À ce titre, il me paraît légitime que le législateur interroge le régulateur sur ses critères de choix et ses motivations dans l'exercice de ses missions. Jusqu'à présent, je n'ai pas eu réellement de réponse.

Pouvez-vous rassurer les sénateurs de mon groupe sur votre volonté que l'Arcom assure bel et bien une gestion optimale du spectre hertzien, conformément à la mission que le législateur lui a confiée en matière de délivrance des autorisations ?

Mme Annick Billon. - La lutte contre l'accès des mineurs aux sites pornographiques est une question essentielle pour la délégation aux droits des femmes du Sénat. La volonté politique pour protéger nos mineurs, malheureusement, ne semble pas être la même que pour lutter contre la haine en ligne.

L'Arcom a publié le 11 octobre dernier le référentiel dictant les règles de vérification d'âge des visiteurs des sites. Les éditeurs ont trois mois pour se mettre en règle, et gardent une forme de latitude pour une seconde période de trois mois.

Depuis la loi du 30 juillet 2020 visant à protéger les victimes de violences conjugales, les éditeurs et les autorités se renvoient la balle en matière de vérification d'âge, les premiers arguant qu'il n'existe pas de solution simple. La loi du 21 mai 2024 visant à sécuriser et à réguler l'espace numérique, dite loi Sren, a imposé au gendarme des médias de publier un référentiel technique sur les prérequis des systèmes de vérification d'âge. À compter d'avril 2025, les sites devront proposer des outils plus sécurisés et plus fiables.

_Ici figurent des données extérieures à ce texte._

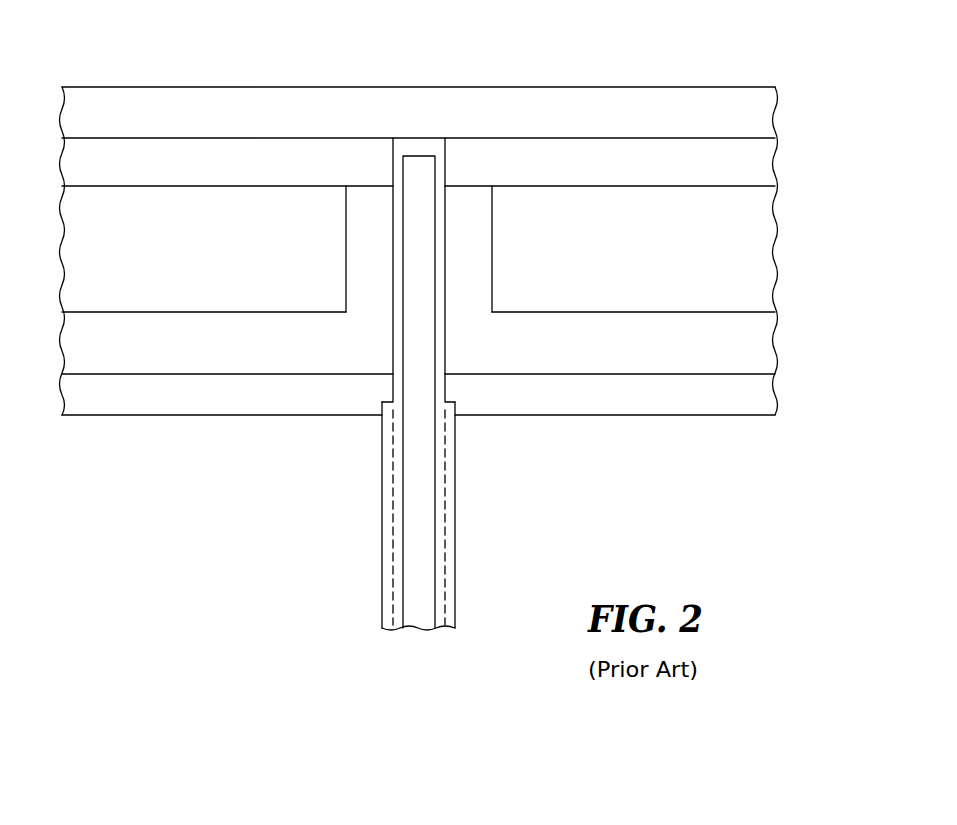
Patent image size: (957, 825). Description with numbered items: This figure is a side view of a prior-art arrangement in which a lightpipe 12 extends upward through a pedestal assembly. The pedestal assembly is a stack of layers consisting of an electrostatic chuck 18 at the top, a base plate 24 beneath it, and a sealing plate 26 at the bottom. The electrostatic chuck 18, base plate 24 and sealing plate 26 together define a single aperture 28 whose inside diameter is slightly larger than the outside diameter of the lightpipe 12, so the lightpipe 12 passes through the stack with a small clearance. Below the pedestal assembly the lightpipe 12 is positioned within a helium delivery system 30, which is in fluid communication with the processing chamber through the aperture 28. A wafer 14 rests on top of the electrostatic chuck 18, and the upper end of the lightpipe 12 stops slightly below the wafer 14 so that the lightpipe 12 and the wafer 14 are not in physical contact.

En cas de manquement, ils pourront être sanctionnés par l'Arcom, qui peut désormais les fermer ou les bloquer sans passer par un juge.

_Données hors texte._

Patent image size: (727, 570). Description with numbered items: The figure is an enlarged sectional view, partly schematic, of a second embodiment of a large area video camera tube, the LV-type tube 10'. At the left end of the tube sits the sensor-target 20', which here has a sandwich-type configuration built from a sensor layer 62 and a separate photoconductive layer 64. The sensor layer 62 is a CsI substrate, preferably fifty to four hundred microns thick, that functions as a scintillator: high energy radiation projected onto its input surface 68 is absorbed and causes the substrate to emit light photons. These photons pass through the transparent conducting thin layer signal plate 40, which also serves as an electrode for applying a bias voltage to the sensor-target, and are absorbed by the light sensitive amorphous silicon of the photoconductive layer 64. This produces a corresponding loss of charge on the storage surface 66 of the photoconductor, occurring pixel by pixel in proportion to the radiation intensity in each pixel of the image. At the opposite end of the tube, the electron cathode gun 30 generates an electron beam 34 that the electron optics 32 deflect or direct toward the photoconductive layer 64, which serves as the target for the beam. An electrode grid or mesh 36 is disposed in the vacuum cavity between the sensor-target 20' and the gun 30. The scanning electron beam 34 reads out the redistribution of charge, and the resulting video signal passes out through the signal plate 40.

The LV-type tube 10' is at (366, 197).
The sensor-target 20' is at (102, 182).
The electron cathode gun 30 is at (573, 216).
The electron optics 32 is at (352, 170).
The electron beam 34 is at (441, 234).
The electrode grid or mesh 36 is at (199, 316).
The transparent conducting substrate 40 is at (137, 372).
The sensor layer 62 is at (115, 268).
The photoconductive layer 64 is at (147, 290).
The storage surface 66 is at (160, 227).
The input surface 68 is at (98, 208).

Cependant, à la suite de passes d'armes entre la France et Bruxelles, la procédure pourrait être très longue et complexe si le site est installé dans un autre pays de l'Union européenne. Or l'accès des mineurs aux sites pornographiques est un véritable problème de santé publique. Un tiers des enfants de moins de douze ans accèdent à des images pornographiques de manière volontaire ou involontaire - et deux tiers des moins de quinze ans y ont accès. Comment l'Arcom pourra-t-elle travailler avec la Commission européenne pour améliorer la lutte contre l'accès des mineurs aux images pornographiques ?

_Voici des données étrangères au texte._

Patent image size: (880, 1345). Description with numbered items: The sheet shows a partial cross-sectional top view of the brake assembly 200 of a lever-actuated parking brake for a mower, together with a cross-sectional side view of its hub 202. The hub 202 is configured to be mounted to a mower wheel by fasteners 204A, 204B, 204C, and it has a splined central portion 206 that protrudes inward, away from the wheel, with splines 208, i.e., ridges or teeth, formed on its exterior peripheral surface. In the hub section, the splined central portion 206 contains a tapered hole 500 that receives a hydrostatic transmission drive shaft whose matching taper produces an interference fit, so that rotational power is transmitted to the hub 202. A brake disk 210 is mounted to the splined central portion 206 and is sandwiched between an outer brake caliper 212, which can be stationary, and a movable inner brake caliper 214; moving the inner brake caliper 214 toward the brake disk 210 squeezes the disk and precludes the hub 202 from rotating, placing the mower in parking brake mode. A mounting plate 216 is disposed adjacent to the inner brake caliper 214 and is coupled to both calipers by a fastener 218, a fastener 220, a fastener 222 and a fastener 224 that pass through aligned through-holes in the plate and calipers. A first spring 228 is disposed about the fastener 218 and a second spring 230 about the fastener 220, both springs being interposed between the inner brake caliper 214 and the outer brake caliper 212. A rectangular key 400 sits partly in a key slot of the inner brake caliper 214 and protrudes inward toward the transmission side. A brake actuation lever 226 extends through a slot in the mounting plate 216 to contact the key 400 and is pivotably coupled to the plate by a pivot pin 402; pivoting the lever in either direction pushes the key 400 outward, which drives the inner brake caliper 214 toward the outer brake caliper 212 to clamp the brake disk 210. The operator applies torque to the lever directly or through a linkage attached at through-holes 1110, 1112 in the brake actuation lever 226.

Mme Laure Darcos. - Ma question concerne la production audiovisuelle. À cause du secret des affaires, nous ne savons pas précisément si les plateformes remplissent leurs obligations et respectent les quotas. Quelle est la politique de l'Arcom en la matière ? J'espère que vous serez vigilant sur cette question.

Mme Monique de Marco. - Les règles relatives aux conflits d'intérêts sont très strictes, notamment pour garantir l'indépendance de l'Arcom. Pouvez-vous nous confirmer que vous ne possédez aucun intérêt dans une quelconque entreprise audiovisuelle ou médiatique ?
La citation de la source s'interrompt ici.